Clinical Trial Details
— Status: Recruiting
Administrative data
NCT number |
NCT04833725 |
Other study ID # |
2020-2Z40917 |
Secondary ID |
|
Status |
Recruiting |
Phase |
|
First received |
|
Last updated |
|
Start date |
January 1, 2020 |
Est. completion date |
December 31, 2022 |
Study information
Verified date |
April 2021 |
Source |
Peking University Third Hospital |
Contact |
n/a |
Is FDA regulated |
No |
Health authority |
|
Study type |
Observational
|
Clinical Trial Summary
Chronic obstructive pulmonary disease (COPD) is a common disease that endangers people's
health, causing severe economic and treatment burdens. Sleep breathing disease, as a
complication of COPD, increases the hospitalization rate and mortality of COPD. At present,
community doctors have insufficient knowledge of COPD and its complications, and they also
lack standardized screening and related disease management capabilities. This trail intends
to use IoT medical technology to screen for COPD combined with sleep breathing diseases. It
can establish a two-way referral channel between primary community hospitals and higher-level
hospitals, which provides early warning services for COPD combined with sleep breathing
diseases. This trial explores the impact of sleep breathing disease on COPD's acute
exacerbation, which improves the understanding of COPD patients combined with sleep breathing
diseases. It also improves COPD management and its complications control at the
community-level and reduces COPD patients' potential risks and treatment burdens. It also
explores tiered diagnosis and treatment models for COPD, promotes the construction of
intelligent IoT infrastructure, and enhances standardized diagnosis and treatment of COPD at
the grassroots level in China.
Description:
This study is a multi-center joint study, which mainly consists of two parts. First, a
cross-sectional observational study was adopted to recruit patients with stable COPD in
multiple centers. The COPD's diagnostic criteria follow diagnostic guidelines in China, and
the patients were selected among 40-80 years old. Note that we excluded patients who cannot
use IoT's mobile applications and cannot complete sleep monitoring and follow-up visits. All
patients collect sleep monitoring information through wearable devices, together with
demographic characteristics, pulmonary function tests, blood routines, biochemistry,
electrocardiogram, chest radiograph, COPD assessment scale, modified British Medical Research
Association dyspnea index, St. George's Quality of Life Questionnaire, Sleep Apnea Clinical
Score, Berlin Questionnaire, Epworth Sleepiness Scale, Etc. This study estimates patient
health status from the collected information, then diagnoses sleep apnea and calculates sleep
apnea prevalence. Specifically, we build standards from the analysis of sleep monitoring
information, and we form an OSA screening model by applying machine learning algorithms.

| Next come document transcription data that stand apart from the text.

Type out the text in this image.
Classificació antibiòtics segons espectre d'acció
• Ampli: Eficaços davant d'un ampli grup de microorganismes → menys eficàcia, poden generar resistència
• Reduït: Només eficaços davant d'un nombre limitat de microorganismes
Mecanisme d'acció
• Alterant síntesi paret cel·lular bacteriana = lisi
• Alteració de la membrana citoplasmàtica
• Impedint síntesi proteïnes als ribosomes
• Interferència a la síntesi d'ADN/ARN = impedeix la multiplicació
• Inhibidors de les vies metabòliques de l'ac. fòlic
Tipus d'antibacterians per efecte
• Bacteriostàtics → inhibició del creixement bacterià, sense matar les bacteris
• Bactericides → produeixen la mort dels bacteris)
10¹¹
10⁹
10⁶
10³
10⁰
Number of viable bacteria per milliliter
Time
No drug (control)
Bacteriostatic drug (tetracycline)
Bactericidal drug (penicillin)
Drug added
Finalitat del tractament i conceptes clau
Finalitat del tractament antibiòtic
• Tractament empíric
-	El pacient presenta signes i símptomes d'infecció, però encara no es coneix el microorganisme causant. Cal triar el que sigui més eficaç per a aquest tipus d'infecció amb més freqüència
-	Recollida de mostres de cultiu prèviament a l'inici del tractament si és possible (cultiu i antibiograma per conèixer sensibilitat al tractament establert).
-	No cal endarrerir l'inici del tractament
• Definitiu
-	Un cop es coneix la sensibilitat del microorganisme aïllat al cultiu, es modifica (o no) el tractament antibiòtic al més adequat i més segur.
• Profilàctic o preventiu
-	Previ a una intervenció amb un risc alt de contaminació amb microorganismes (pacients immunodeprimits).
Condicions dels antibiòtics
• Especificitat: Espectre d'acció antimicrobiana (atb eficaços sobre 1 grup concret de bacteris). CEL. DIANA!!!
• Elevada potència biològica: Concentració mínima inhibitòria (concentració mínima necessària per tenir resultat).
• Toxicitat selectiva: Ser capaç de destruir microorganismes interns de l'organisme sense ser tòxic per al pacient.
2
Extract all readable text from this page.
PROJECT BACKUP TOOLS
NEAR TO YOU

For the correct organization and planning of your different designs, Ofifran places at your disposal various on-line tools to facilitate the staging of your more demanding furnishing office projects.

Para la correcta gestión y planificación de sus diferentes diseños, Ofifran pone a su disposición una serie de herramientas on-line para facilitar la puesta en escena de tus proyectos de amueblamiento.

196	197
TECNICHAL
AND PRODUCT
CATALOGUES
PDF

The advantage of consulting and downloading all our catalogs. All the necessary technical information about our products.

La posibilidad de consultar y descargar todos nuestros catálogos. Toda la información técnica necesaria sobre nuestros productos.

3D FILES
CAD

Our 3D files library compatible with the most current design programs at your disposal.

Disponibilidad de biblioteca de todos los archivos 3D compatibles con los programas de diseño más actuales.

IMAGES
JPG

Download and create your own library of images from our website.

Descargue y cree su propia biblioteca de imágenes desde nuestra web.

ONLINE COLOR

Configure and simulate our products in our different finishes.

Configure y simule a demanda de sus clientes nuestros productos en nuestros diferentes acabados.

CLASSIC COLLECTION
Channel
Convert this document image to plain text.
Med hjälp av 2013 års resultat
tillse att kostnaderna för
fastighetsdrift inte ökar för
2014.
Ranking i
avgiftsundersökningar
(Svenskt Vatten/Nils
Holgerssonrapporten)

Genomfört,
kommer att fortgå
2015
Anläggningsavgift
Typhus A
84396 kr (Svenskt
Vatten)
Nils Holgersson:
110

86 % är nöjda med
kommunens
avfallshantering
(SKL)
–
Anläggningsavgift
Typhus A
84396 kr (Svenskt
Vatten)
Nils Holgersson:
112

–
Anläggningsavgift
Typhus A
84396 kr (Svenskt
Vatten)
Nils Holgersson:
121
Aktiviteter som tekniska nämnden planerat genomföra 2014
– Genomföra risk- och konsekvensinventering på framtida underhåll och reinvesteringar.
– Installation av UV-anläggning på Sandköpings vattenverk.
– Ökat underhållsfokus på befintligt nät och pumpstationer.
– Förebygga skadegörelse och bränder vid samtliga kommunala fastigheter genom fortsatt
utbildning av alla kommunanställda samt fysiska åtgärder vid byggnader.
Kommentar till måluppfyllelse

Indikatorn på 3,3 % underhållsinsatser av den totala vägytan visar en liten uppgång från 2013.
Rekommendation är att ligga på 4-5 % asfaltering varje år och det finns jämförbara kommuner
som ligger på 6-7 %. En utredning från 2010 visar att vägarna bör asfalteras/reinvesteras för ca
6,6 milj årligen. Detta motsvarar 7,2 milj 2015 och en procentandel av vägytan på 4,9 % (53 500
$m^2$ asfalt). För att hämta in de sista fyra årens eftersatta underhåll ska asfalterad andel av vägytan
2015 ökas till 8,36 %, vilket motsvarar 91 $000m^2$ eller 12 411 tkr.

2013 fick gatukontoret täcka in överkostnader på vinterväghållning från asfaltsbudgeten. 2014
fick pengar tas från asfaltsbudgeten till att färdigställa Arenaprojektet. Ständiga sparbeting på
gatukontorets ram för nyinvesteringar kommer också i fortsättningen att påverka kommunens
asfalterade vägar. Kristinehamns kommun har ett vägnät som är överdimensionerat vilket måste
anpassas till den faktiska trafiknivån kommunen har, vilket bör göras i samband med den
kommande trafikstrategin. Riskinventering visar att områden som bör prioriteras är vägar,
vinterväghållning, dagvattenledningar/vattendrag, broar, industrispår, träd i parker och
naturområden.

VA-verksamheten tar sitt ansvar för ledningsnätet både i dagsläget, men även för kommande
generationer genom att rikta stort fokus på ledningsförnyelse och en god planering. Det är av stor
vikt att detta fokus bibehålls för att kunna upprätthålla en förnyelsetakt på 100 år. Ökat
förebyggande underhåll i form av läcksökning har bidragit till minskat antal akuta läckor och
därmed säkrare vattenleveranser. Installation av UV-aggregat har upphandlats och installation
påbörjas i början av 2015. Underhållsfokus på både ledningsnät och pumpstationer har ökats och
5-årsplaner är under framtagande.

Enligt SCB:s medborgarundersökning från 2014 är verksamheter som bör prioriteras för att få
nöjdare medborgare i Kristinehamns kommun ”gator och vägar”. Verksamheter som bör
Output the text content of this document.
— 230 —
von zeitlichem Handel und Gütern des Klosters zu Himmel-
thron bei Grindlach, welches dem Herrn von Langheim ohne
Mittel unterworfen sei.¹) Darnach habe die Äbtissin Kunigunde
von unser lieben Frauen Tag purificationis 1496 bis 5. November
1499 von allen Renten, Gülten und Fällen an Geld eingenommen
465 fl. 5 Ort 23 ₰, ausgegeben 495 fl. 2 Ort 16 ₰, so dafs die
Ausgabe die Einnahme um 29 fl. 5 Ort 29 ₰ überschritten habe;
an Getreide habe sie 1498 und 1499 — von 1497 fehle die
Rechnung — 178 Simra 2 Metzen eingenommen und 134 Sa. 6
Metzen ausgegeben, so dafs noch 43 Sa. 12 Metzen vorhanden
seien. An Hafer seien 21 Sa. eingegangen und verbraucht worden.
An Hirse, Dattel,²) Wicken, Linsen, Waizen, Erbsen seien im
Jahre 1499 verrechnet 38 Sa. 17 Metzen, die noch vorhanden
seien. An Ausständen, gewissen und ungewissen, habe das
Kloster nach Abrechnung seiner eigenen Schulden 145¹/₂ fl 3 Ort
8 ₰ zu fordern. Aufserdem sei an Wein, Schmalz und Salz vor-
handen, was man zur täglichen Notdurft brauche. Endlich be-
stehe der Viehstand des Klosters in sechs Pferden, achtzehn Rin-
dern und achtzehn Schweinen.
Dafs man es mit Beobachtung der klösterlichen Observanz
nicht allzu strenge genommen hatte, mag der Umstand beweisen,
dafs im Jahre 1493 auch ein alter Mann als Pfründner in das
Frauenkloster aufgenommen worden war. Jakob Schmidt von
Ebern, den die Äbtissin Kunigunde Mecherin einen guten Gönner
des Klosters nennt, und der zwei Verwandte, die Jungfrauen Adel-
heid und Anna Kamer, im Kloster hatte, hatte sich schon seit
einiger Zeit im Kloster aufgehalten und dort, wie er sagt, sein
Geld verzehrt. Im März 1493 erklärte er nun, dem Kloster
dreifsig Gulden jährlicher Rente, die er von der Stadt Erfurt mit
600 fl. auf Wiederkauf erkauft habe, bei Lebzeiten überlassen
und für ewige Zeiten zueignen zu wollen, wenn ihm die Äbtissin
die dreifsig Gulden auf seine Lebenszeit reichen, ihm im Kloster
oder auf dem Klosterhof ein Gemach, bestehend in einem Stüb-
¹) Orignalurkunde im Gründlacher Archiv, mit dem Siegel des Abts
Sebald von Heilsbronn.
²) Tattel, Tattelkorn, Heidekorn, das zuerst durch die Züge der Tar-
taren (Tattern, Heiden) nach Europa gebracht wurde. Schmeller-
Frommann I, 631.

Second, we establish a COPD cohort joined with sleep breathing disease, where we select COPD
patients meeting the diagnostic criteria for sleep breathing disease. All patients use
wearable devices and IoT technology for information collection and data management. We also
build the early warning platform, and it allows flexible adjustment on the COPD plan
according to individual differences and community differences. This tudy requires followed up
visit once a month. By observing the number of hospitalizations, the incidence of acute
exacerbations, and other secondary observation indicators of COPD patients, the early warning
platform can analyze COPD's acute exacerbations combined with sleep respiratory disease. We
develop the disease and prognosis model for COPD patients with SAO by applying machine
learning algorithms on the previous platform.